Na superfície, Michael Clayton é um advogado de uma dos mais importantes escritórios dos Estados Unidos. Chegou de baixo. Estudou, foi promotor, e agora trabalha no mesmo lugar há 17 anos sem qualquer tipo de vínculo ou sucesso. Ele é definido como um “faxineiro”, um profissional responsável por limpar a barra dos clientes sem que se perceba sua presença. Daí, a enorme frieza de Michael e sua passividade diante da vida profissional que o engoliu, e o vomitou fracassado e falido.
“Conduta de Risco” cobre quatro dias na vida de seu protagonista pois precisa botar um freio em Arthur, o brilhante advogado da mesma firma onde Michael trabalha, que surtou depois de 6 anos trabalhando no processo da U/North, uma indústria de agrotóxicos, e agora quer ajudar os acusadores. Michael Clayton ainda vai esbarrar em Karen (Tilda Swinton), conselheira financeira da U/North, e interessada em se livrar do processo movido por fazendeiros vitimizados pelo pesticida.
O roteiro é assombroso. Tony Gilroy usa as engrenagens do thriller político para nos laçar já na abertura do filme com um poderoso monólogo de Arthur, e mantêm a fervura com inteligência, sem um pingo de exposição. Ao contrário, as informações escondidas e apresentadas não contam necessariamente a verdade. Como a moralidade e a ética são importantes para responder quem são essas pessoas, Gilroy cria um terreno pantanoso em que as menores decisões são capazes de fulminar uma vida inteira. Nesse ambiente corporativo onde as empresas ganham status de um deus, o que Michael, Arthur e Karen dizem uns aos outros se mistura às intenções e às inseguranças da mesma água suja onde eles tentam se lavar.
Gilroy controla o volume dos ótimos diálogos com precisão; espalha alguns símbolos importantes pelo filme; revela as emoções de cada um com frieza. Sem a segurança do diretor à frente do material, a forma da história poderia nos deixar de fora do filme. O plano-sequência na casa de Arthur, por exemplo, mostra como Gilroy impõem a tensão tanto pelo diálogo quanto pelo silêncio.

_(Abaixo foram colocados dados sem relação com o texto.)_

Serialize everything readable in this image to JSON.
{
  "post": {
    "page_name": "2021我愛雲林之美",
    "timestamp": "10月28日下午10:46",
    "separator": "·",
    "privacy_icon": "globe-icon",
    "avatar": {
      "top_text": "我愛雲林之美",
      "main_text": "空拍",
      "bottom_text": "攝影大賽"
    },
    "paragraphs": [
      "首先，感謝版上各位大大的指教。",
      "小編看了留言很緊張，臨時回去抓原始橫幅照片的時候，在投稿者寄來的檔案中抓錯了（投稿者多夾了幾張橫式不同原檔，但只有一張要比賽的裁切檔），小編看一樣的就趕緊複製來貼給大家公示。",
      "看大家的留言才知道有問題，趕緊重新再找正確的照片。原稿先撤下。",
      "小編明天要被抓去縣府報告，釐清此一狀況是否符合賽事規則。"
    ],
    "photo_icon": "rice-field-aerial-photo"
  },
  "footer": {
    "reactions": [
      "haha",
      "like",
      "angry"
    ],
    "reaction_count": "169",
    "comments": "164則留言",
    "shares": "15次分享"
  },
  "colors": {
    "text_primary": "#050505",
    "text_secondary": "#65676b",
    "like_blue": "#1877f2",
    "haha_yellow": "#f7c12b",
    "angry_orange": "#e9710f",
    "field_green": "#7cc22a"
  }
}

Com um texto tão bom, George Clooney cria um Michael Clayton pesado, cansado, descrente com o meio onde vive, e incapaz de abandoná-lo. Em um dos seus grandes trabalhos como ator, ele transforma toda a frustração do personagem em um tipo de anestesia geral. “Quem você é?”. Se Clayton tem vergonha de dizer, Arthur quer ser Shiva, o deus da morte. Tom Wilkinson faz o oposto de Clooney: verborrágico, delirante, sua aparente insanidade parece ser sua última fagulha de lucidez. Seus embates com Clooney são elétricos. Mas é Tilda Swinton quem vai mais longe, transitando entre a fidelidade canina e a total falta de segurança sobre o que precisa fazer, magnetizada pela própria escuridão. Ela levou o Oscar de coadjuvante, e as suas cenas aflitas no banheiro, os treinos vacilantes do que vai dizer para os acionistas, o magistral diálogo com um capanga, e seu final bélico, desesperado e lascivo, justificam o prêmio. Tilda arranca um vulcão das menores frestas. O diretor e ator Sydney Pollack fecha o ótimo elenco. Outros pontos em destaque são a fotografia de Robert Elswit e a sofisticada trilha sonora de James Newton Howard, compondo a atmosfera, alargando seus símbolos morais e imorais, e conservando a dureza do que é mostrado.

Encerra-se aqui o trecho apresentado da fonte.